Second, polls are read, and communicated, in a remarkably unhelpful way. The polling data below, from RealClearPolitics, shows a useful example. A cursory examination shows a slight, but general edge for Clinton. A more careful reading suggests that no sharp conclusions can be drawn at all.

The percentages in favour of Clinton or Trump are calculated from the samples of likely voters (LV) which, even when relatively small, are representative of the whole population. Different samples yield different estimates of the proportion of voters for each candidate. To extrapolate these results to the whole population, these estimates should be presented with margins of error (MoE), which are associated with a particular level of “confidence”, usually 95%.

This part is rarely reported when we hear about polling: MoE are used to construct confidence intervals, which are the crucial tool for this form of parsing. Confidence intervals are given by the proportion of votes of the candidate according to the sample plus/less the MoE, indicating that we are 95% confident that this range of values includes the proportion of votes of the candidate the day of the election. This is very, very different from saying that there is a 95% certainty of, taking the Bloomberg poll as an example, Donald Trump receiving 43% of the vote, and this is where the difference between a scientific understanding of the data, and the understanding we generally consume in the media, is most obvious.

Source: Authors’ calculations

In the illustrations, the 95% confidence intervals for each candidate, per poll, are provided. Only if the two groups do not overlap (i.e. the range for Clinton and the range for Trump) can it be concluded that the pools of supporters of both candidates are statistically different in size. This conclusion might be a bit shocking at first glance, especially because the gap between both candidates (the column labelled “spread” in the table) was substantial in most cases, pointing out a clear lead for Clinton. 
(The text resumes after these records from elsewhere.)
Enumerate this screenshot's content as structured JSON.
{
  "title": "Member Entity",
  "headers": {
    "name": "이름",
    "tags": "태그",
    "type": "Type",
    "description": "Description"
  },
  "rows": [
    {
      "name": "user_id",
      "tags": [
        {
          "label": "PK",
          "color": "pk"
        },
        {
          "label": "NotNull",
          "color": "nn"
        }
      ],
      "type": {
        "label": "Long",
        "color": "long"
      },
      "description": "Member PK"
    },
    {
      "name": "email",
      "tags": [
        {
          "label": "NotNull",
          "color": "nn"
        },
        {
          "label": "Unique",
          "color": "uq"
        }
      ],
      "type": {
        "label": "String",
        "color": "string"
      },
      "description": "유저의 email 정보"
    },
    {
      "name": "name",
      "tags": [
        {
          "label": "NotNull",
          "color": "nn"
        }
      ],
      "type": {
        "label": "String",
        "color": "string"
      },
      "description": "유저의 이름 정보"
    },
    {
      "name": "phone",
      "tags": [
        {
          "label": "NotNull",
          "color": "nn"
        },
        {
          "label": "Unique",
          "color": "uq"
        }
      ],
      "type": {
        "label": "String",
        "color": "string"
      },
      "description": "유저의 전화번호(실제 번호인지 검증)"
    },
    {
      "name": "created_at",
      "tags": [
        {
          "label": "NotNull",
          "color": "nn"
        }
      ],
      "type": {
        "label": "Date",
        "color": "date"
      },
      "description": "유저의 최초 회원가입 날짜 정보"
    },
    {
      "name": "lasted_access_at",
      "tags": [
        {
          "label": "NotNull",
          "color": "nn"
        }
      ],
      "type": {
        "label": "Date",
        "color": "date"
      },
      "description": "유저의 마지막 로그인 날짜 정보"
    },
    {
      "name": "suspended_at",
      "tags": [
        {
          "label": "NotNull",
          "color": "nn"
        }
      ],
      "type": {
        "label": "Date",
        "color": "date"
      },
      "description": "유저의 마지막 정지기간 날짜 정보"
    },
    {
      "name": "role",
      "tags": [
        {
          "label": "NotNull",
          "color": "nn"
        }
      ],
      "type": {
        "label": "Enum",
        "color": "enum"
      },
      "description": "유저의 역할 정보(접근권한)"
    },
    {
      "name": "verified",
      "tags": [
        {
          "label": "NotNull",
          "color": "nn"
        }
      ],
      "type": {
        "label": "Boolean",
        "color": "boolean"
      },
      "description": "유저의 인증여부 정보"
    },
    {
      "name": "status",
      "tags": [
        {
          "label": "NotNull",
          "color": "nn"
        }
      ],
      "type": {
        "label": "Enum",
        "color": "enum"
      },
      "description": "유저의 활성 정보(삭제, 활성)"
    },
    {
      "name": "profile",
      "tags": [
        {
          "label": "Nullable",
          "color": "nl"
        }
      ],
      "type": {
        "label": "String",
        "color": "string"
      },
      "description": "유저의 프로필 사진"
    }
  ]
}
However, the “spread” is just what a statistician calls the “punctual estimate”, which might be reported along with a margin of error or a confidence interval. Broken down in the right panel, the confidence intervals for the “spread” paint a stark picture. The data does not establish any particular likelihood that the “true” percentage is in the middle of the range, simply that there is a 95% confidence it is somewhere along it. Crucially, this means that when that range includes zero (i.e. no gap between the votes for each candidate), the sample cannot be said to favour either candidate. For the data in the table, most of these intervals do include the number zero, a tied sample, and hence in 8 out of 10 cases, it is not clear that the proportion of votes for each candidate was statistically different. In short, almost all the polls in the group turn from seeming to show a trend for Clinton, to showing nothing of the sort.

What the polls actually presented were degrees of support for each candidate that were not “significantly different”. That is – the polls were not “predicting” a Clinton victory, nor a Trump victory, mostly they said the degrees of support couldn’t be meaningfully distinguished. In a weather forecast, that’s one thing, there isn’t necessarily a strong tipping point. When the grey area is clouding the 50% mark needed for a victory, and the subject is the American presidential election, it’s a very important distinction. 

Political campaigns are getting longer, media outlets that are ever more niche and polarising are arising, and the bandwidth of information that reaches us is ballooning. The more data like this becomes part of the public, political narrative, the more dangerous it becomes for it to be misunderstood. The desire for a kind of “forecast” is strong, and understandable, but the shock that comes when a consensus prediction fails demonstrates the serious risks involved. Allowing unclear, and poorly explained, information to form a narrative can cause a lack of preparation for outcomes that should not have seemed so far-fetched. So in this case, what did the polls say? If you knew how to read them, they said it was a lot closer than either side wanted it to be.